Pikes Peak

Pikes Peak
"Spacious Skies"
Showing posts with label Shadow Mountain Lake. Show all posts
Showing posts with label Shadow Mountain Lake. Show all posts

Thursday, August 29, 2013

Ranger Meadows Trail at Shadow Lake Dam



Shadow Lake was formed by the dam built on the Colorado River near Lake Grand.  Ranger Meadows Trail loops to the dam and the trail follows the Colorado River south.  There were a lot of wild flowers in the meadows among the tall grasses.
 

 
The Colorado River was wider and deeper at the south end of the dam.  On trails north in the Rocky Mountains, the River waters are shallow and narrow like a creek.

Sunday, August 25, 2013

East Shore Trailhead, Shadow Mountain Lake




We hiked the East Shore Trailhead which is 1.5 miles to the Shadow Mountain Trail.  It had a beautiful view of the lake and forest and it intersects with the Ranger Meadows Trail.  We decided to take the Ranger Meadows Trail and loop back to the Colorado River for another 1.5 mile hike.
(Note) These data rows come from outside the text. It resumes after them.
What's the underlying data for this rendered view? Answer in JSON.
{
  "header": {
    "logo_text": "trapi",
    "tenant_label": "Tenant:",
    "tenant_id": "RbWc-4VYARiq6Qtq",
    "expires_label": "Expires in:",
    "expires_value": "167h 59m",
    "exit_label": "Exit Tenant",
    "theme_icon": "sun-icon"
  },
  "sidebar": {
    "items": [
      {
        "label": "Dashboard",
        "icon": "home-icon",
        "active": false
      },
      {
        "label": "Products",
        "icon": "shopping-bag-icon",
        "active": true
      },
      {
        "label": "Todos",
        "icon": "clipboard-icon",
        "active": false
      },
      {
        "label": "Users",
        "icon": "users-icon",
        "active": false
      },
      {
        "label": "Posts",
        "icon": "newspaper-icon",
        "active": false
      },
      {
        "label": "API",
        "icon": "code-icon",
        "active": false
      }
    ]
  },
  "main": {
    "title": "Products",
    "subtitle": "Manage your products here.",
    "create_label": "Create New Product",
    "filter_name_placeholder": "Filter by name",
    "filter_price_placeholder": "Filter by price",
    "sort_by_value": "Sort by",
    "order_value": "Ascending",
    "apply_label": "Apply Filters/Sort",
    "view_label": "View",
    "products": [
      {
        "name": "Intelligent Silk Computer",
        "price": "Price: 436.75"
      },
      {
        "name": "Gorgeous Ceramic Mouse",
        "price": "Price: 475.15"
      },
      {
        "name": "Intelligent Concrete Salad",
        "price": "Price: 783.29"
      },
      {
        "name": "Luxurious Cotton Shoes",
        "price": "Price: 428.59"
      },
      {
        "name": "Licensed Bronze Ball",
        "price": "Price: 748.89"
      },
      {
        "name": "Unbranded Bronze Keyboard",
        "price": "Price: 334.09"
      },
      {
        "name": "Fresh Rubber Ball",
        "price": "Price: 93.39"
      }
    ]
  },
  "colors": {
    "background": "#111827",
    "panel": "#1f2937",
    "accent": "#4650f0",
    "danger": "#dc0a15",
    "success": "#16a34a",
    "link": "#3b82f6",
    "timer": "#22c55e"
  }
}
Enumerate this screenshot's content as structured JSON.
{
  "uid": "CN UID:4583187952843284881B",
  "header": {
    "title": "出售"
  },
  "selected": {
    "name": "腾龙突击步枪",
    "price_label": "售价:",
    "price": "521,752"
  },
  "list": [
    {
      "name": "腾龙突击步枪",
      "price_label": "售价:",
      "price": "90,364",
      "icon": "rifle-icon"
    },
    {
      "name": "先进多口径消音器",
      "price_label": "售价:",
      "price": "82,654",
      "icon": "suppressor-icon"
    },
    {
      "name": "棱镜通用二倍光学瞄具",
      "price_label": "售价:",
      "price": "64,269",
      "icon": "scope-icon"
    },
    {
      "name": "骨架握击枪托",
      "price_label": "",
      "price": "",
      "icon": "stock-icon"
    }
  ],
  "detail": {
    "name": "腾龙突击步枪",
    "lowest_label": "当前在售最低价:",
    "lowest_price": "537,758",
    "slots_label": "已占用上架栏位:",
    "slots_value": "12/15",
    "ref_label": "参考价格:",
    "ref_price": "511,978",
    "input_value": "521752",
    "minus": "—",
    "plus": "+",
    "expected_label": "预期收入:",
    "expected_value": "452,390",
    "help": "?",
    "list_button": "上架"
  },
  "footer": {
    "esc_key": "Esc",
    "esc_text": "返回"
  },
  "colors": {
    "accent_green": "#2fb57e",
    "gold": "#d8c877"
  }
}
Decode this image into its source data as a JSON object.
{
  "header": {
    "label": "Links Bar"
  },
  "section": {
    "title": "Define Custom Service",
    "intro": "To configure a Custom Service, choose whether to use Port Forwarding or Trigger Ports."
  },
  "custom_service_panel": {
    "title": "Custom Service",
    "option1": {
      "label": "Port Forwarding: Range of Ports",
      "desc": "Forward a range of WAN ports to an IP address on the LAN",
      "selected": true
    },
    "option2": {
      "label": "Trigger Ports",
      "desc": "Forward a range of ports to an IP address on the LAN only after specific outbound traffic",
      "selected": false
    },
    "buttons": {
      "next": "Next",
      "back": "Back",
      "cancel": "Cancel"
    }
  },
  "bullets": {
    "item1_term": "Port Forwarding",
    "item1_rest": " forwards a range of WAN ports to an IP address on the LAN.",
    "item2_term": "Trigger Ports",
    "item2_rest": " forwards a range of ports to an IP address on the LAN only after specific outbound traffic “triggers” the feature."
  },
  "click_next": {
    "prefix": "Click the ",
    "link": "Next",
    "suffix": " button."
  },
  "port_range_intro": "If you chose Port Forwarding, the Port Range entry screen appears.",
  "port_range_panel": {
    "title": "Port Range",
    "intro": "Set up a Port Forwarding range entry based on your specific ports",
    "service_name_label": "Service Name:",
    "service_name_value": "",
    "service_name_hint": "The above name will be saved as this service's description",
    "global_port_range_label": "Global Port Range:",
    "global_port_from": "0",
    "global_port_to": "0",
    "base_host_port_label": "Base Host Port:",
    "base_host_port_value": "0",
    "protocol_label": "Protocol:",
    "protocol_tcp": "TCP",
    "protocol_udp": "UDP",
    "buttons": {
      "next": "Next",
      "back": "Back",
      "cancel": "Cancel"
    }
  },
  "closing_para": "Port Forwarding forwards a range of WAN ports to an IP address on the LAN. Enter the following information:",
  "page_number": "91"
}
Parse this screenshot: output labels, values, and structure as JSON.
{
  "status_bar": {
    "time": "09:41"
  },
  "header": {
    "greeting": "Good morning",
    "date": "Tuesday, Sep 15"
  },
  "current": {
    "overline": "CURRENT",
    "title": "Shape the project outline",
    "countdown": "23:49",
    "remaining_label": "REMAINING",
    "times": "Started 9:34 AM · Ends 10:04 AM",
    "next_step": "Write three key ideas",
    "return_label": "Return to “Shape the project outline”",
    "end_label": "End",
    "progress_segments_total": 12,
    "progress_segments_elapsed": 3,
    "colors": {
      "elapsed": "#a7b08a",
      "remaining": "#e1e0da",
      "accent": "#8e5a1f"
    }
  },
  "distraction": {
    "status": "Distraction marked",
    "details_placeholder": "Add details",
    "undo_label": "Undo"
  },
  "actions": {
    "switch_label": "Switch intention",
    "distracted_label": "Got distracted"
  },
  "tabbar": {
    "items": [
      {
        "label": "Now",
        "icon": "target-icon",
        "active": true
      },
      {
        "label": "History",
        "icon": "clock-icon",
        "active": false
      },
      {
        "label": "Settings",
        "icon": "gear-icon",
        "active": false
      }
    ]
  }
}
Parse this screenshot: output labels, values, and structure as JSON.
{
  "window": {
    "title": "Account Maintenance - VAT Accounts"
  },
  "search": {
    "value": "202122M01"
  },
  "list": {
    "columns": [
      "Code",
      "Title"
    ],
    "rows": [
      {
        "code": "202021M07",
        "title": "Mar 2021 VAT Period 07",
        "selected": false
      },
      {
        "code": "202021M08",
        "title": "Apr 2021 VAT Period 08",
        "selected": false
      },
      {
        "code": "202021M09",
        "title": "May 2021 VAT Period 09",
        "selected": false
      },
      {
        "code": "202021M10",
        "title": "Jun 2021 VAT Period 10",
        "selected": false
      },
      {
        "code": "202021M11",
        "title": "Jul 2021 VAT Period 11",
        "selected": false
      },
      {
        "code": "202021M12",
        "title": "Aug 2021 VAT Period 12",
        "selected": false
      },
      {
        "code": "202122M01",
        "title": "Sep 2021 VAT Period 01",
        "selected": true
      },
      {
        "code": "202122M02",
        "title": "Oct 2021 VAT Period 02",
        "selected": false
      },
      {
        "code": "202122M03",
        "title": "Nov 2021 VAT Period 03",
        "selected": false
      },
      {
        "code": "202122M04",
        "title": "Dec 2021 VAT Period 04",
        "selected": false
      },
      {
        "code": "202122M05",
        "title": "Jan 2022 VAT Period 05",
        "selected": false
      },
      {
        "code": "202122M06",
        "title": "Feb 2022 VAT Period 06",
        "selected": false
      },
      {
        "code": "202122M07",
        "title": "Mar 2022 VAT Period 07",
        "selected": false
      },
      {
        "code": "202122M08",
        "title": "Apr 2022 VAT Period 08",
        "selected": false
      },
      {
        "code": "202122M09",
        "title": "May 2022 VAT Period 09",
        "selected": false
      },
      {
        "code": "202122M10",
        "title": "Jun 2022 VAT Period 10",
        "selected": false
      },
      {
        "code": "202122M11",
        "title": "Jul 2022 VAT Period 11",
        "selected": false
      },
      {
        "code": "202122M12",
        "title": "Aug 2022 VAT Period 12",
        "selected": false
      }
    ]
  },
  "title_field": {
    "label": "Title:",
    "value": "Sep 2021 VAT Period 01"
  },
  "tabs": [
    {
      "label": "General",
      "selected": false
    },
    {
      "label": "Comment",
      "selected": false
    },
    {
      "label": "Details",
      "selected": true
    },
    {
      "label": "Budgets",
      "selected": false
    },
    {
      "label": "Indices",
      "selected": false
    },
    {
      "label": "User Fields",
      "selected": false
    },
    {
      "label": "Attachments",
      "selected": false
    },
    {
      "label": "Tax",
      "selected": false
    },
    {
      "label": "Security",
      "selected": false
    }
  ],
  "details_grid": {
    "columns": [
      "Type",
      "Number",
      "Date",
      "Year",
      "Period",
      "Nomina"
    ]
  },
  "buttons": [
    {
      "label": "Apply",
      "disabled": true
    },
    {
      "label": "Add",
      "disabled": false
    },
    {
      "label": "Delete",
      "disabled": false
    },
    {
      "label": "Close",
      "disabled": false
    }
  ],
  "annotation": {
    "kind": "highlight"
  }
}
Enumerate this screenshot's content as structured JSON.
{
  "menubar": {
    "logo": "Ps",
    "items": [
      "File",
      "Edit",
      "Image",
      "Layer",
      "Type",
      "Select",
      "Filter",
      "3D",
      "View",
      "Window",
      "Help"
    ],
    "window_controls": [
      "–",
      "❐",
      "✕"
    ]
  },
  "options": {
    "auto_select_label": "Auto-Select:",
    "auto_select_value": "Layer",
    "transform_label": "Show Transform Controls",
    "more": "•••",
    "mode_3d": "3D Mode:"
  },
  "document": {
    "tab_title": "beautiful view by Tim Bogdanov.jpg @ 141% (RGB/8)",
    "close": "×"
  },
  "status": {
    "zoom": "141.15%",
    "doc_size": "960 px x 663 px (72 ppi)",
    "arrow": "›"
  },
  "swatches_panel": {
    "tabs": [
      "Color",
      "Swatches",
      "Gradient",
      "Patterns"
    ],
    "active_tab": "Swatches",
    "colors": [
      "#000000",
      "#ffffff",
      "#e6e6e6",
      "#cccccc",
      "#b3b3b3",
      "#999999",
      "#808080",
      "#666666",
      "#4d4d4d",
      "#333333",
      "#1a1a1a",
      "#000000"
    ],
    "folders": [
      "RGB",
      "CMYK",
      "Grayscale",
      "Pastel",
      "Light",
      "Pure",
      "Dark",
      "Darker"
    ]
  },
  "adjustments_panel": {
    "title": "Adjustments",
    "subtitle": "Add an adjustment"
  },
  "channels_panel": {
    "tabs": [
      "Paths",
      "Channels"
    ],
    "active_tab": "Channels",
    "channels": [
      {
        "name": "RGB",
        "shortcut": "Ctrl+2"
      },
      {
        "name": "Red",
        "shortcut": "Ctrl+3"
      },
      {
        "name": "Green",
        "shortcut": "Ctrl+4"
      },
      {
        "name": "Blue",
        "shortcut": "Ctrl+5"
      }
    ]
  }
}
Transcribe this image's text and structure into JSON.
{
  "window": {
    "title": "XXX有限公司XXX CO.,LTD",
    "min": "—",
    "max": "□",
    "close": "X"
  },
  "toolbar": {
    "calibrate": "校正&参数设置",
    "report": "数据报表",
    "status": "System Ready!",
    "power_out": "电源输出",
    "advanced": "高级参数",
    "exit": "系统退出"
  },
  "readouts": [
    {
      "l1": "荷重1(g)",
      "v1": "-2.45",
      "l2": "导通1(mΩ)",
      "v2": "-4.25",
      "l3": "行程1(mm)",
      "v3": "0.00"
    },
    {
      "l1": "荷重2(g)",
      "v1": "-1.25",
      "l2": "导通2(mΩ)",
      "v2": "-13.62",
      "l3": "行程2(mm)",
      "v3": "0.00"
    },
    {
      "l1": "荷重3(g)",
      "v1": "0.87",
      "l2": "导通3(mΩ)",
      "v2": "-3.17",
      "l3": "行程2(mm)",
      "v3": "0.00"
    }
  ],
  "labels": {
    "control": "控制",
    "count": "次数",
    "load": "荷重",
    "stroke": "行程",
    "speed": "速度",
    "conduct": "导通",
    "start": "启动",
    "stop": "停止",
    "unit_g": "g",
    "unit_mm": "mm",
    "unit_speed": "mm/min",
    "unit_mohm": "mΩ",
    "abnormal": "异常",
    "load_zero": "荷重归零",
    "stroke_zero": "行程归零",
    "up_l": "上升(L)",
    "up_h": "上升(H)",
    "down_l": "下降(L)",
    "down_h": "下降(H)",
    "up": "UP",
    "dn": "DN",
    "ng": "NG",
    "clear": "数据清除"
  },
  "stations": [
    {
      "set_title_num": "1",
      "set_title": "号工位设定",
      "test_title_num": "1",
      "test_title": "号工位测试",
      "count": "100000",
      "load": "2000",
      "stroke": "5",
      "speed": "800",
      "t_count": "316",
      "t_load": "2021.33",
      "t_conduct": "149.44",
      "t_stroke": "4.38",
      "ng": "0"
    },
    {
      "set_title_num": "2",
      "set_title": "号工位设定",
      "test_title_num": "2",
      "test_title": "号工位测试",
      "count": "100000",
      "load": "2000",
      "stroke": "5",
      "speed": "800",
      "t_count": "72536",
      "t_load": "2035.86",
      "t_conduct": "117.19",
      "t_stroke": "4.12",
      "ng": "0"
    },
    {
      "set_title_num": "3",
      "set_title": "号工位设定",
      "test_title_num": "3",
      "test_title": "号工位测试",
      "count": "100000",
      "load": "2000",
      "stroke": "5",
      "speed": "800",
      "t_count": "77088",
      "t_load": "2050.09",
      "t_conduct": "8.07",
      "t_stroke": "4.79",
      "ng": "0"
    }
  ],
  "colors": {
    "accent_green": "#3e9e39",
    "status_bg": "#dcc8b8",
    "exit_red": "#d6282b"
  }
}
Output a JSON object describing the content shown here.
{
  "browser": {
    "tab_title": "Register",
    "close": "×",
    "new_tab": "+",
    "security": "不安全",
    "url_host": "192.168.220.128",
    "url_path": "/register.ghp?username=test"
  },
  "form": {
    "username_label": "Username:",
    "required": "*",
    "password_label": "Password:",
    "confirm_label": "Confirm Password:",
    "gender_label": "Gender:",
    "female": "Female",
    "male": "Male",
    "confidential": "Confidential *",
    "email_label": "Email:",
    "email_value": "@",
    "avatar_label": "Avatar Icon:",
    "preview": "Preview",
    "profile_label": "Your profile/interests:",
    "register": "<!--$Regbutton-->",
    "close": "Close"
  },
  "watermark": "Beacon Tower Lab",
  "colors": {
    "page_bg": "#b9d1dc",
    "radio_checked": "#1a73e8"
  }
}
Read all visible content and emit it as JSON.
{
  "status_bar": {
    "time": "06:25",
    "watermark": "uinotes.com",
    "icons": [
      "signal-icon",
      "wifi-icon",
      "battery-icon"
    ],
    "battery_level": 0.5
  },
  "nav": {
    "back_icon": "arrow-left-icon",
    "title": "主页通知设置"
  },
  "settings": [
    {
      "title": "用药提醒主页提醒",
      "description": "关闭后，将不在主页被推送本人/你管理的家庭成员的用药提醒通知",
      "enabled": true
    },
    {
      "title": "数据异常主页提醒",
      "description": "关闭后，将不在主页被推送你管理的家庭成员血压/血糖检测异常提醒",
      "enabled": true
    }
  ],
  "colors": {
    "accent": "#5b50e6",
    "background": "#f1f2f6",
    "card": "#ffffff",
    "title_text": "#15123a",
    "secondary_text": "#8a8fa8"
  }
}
The lake waters appear very calm with it's pastel shades of blue set against a blue sky.  Like 'A Dream Within a Dream".
 
A Dream Within a Dream
  by Edgar Allan Poe
Take this kiss upon the brow!
And, in parting from you now,
Thus much let me avow:
You are not wrong who deem
That my days have been a dream;
Yet if hope has flown away
In a night, or in a day,
In a vision, or in none,
Is it therefore the less gone?
All that we see or seem
Is but a dream within a dream.

I stand amid the roar
Of a surf-tormented shore,
And I hold within my hand
Grains of the golden sand--
How few! yet how they creep 
Through my fingers to the deep,
While I weep--while I weep!
O God! can I not grasp
Them with a tighter clasp?
O God! can I not save
One from the pitiless wave?
Is all that we see or seem
But a dream within a dream?
 

Edgar Allan Poe:  Born in 1809, Edgar Allan Poe had a profound impact on American and international literature as an editor, a poet, and a critic His stories mark him as one of the originators of both horror and detective fiction. Many anthologies credit him as the "architect" of the modern short story.